« L’utilisation des camions de 44 t dans l’agroalimentaire pour cet été »
Nicolas Sarkozy a accordé, le 26 avril, une interview à Agra Presse, dont nous vous présentons un extrait.
Agra Presse : La perte de compétitivité des agriculteurs et des filières agroalimentaires devient alarmante, comment comptez-vous la relancer ?
Nicolas Sarkozy : Pour soutenir la compétitivité de nos agriculteurs, je vous annonce quelque chose qui est demandé depuis très longtemps : c’est l’utilisation des camions de 44 t dans le secteur de l’agriculture et de l’agroalimentaire dès l’été prochain. Cela aura un double effet : réduire les émissions des gaz à effet de serre et, tenez-vous bien, apporter un gain de productivité de 11 % sur le prix des matières premières agricoles. C’est 80 millions d’euros par an pour ces filières. Nos partenaires européens peuvent déjà le faire, et il était important de donner satisfaction sur ce point. Je reviens aussi pour mémoire sur l’exonération totale des cotisations patronales dues à la MSA, pour les travailleurs saisonniers. Le coût du travail est maintenant de 9,29 euros à l’heure ; cela ne nous met pas tout à fait au niveau des Allemands mais cela représente une avancée considérable. Vous voyez bien la logique : l’étalement des cotisations sur les bonnes années par rapport aux mauvaises répond à une logique d’entreprise et reconnaît le statut d’entrepreneur aux agriculteurs.
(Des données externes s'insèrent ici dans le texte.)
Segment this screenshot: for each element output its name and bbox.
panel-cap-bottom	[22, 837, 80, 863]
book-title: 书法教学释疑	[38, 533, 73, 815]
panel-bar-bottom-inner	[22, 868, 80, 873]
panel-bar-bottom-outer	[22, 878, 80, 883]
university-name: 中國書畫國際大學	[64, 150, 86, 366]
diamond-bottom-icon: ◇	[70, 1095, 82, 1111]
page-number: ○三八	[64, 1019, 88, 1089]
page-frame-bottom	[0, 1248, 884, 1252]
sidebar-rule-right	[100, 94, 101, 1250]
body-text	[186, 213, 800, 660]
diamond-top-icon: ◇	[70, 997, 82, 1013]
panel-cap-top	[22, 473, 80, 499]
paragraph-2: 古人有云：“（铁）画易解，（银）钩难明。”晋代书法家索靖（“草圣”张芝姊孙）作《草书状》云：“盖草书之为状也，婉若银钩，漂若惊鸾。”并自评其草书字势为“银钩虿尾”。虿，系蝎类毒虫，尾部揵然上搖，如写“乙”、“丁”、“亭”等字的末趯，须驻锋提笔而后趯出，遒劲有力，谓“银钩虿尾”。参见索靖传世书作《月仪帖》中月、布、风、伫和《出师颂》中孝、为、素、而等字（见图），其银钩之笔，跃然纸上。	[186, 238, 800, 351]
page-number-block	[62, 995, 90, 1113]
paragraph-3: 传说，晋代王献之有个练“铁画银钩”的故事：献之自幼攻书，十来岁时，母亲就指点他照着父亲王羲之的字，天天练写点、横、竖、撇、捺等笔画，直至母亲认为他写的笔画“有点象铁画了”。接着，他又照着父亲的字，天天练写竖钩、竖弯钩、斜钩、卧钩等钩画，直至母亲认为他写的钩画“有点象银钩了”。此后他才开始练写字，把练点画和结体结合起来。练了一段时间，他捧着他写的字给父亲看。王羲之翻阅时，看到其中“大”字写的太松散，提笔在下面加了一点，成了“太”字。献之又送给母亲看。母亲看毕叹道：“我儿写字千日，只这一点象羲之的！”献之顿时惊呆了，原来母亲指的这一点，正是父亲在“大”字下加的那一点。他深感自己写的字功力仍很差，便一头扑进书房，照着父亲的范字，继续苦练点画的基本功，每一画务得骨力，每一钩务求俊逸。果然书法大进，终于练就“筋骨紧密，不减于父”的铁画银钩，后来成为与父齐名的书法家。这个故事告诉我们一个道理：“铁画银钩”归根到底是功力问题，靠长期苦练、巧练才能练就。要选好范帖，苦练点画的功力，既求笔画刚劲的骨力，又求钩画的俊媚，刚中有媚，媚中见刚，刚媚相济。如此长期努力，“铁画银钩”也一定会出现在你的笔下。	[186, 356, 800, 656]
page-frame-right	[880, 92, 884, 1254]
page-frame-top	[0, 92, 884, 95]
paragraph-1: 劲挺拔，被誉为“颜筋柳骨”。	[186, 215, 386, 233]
Et l’introduction des camions de 44 t c’est du gain de productivité ; les accords de modération de marges, c’est pour les prix parce que j’ai toujours pensé que la clé pour l’agriculture ce sont les prix et la compétitivité, bien au-delà des subventions et des prêts bonifiés.
Agra Presse : Vous avez rencontré dans l’Essonne des producteurs de céréales ; le délai que vous leur avez donné pour faire le point de la situation lors d’un comité de suivi à la fin de l’année est jugé bien long. Qu’en pensez-vous ?
Nicolas Sarkozy : Je comprends le désarroi des céréaliers. Je le comprends parce que, grosso modo, dans le bilan de santé de la Pac, nous avons réorienté 1 milliard d’euros d’aides, pour mieux soutenir les éleveurs. Pourquoi ? Parce que pour défendre la Pac il faut qu’elle soit juste. Or il se trouve que les céréaliers en 2007 et en 2008 ont eu de très bonnes années : en 2007, c’était plus 100 % de revenu pour les céréaliers. Aujourd’hui ils subissent, en moyenne, 80 euros de moins à l’ha de subventions. Qu’ils ne soient pas contents je peux le comprendre et comprendre aussi que cela crée de grandes tensions au sein du syndicalisme agricole. Mais peut-on contester l’idée que les éleveurs des zones de montagne étaient dans une situation plus grave que les céréaliers ? Manque de chance, la première année d’application du bilan de santé de la Pac, le prix des céréales s’est effondré. Je comprends les difficultés des céréaliers, nous allons les aider. Ceux dont l’impôt est calculé sur une moyenne de 3 ans bénéficieront, en 2010, d’une année supplémentaire pour le payer. C’est une mesure qui devrait être intéressante pour les céréaliers.
Agra Presse : Vous parlez d’agriculteur-entrepreneur. La loi de modernisation met l’accent sur les dispositifs d’assurance : assurance récolte et assurance revenu. L’état est-il prêt à jouer son rôle de réassureur à l’avenir ?
Nicolas Sarkozy : La vérité c’est que sur les 30 dernières années, l’état a été l’assureur de la profession, lorsqu’il y a eu dégradation des revenus. Aujourd’hui, l’état soutient l’assurance récolte par une enveloppe de plus de 100 millions d’euros par an et propose 1,8 milliard d’euros de prêts bonifiés pour prendre en charge la trésorerie. N’est-ce pas de l’assurance ? L’agriculture est soumise à des aléas. A des aléas climatiques et des aléas de marchés. Les marchés sont gangrenés par la spéculation et face à ces aléas la réponse assurantielle est la bonne réponse. Comme on s’assure pour les calamités on doit pouvoir s’assurer contre des dégradations brutales de prix.
Agra Presse : Pour l’agriculteur de demain qui veut vivre de prix, il faut moins d’état ou plus d’état d’après vous ?
Nicolas Sarkozy : Il faut plus de régulation. Et il faut de la contractualisation. Les agriculteurs ne peuvent pas être en bagarre permanente avec leurs clients. La contractualisation ça veut dire une meilleure organisation de l’offre, je pense à certains secteurs comme les fruits et les légumes dans lesquels les producteurs doivent se rassembler pour peser face à la distribution. Et là, la présence de l’état est clairement aux côtés des agriculteurs pour les aider dans leur bras de fer.